Scientific Publication
- Report Number:
- DSTO-TR-2324
- Authors:
- Trentelman, K.
- Issue Date:
- 2009-07
- AR Number:
- AR-014-588
- Classification:
- Unclassified
- Report Type:
- Technical Report
- Division:
- Command, Control, Communication and Intelligence Division (C3ID)
- Release Authority:
- Chief, Command, Control, Communication and Intelligence Division
- Task Sponsor:
- Exec Dir CTSTC
- Task Number:
- NS07/201
- File Number:
- 2009/1059398/1
- Pages:
- 49
- References:
- 65
- Terms:
- Artificial intelligence; Expert Systems; Knowledge representation; Logic; Reasoning; Semantic web
- URI:
- http://hdl.handle.net/1947/9996
Abstract
As part of the information fusion task we wish to automatically fuse information derived from the text extraction process with data from a structured knowledge base. This process will involve resolving, aggregating, integrating and abstracting information - via the methodologies of Knowledge Representation and Reasoning - into a single comprehensive description of an individual or event. This report surveys the key principles underlying research in the field of Knowledge Representation and Reasoning. It represents an initial step in deciding upon a Knowledge Representation and Reasoning system for our information fusion task.
Executive Summary
As part of the information fusion task we wish to automatically fuse information derived from the text extraction process with data from a structured knowledge base. This process will involve resolving, aggregating, integrating and abstracting information - via the methodologies of Knowledge Representation and Reasoning - into a single comprehensive description of an individual or event. This report surveys the key principles underlying research in the field of Knowledge Representation and Reasoning. It represents an initial step in deciding upon a Knowledge Representation and Reasoning system for our information fusion task. We find that although first-order logic is a highly expressive knowledge representation language, a major drawback of the logic as a Knowledge Representation and Reasoning system for our information fusion task is its undecidability. Moreover, most first-order automated theorem provers are not designed for large knowledge-based applications.

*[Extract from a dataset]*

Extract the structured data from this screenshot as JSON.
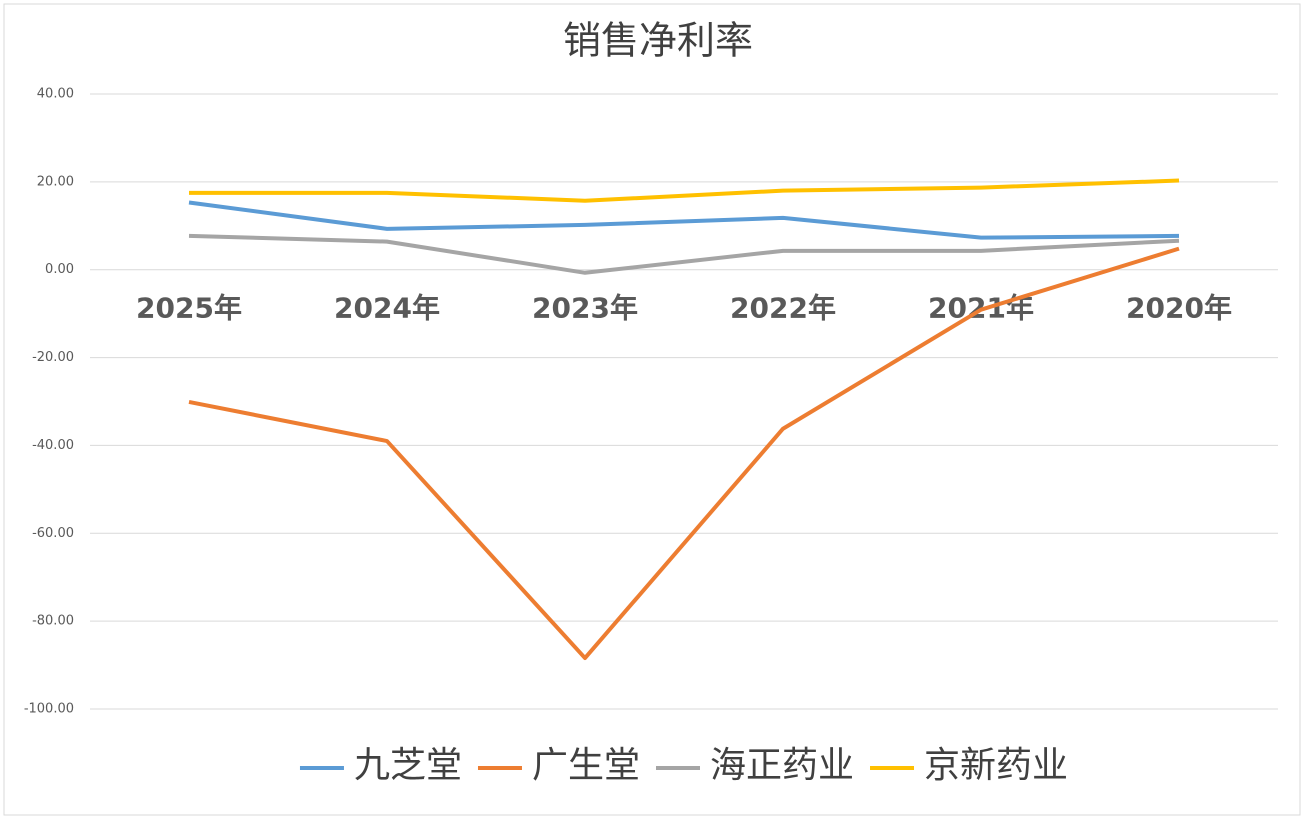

Modal logics are gradually receiving more attention by the Artificial Intelligence community, but research in modal logics for knowledge representation still has a long way to go. A production rule (expert) system is viable as a Knowledge Representation and Reasoning system, but these systems are optimally suited for small, specific domains. To build an intelligence expert system we would require expert knowledge in pretty much everything. Frame systems are limited in their expressiveness, and moreover - in regards to knowledge representation - have been superceded by description logics. Semantic networks are excellent for taxonomies, but are not particularly suitable for our information fusion task. On a more positive note, description logics are currently very popular and are actively being researched. They are (in the most part) decidable and their open-world semantics would allow us to represent incomplete information. A further advantage is the availability of Semantic Web technologies. Description logics are still limited however; for our task, we’d need to look at very expressive logics which might lose us decidability.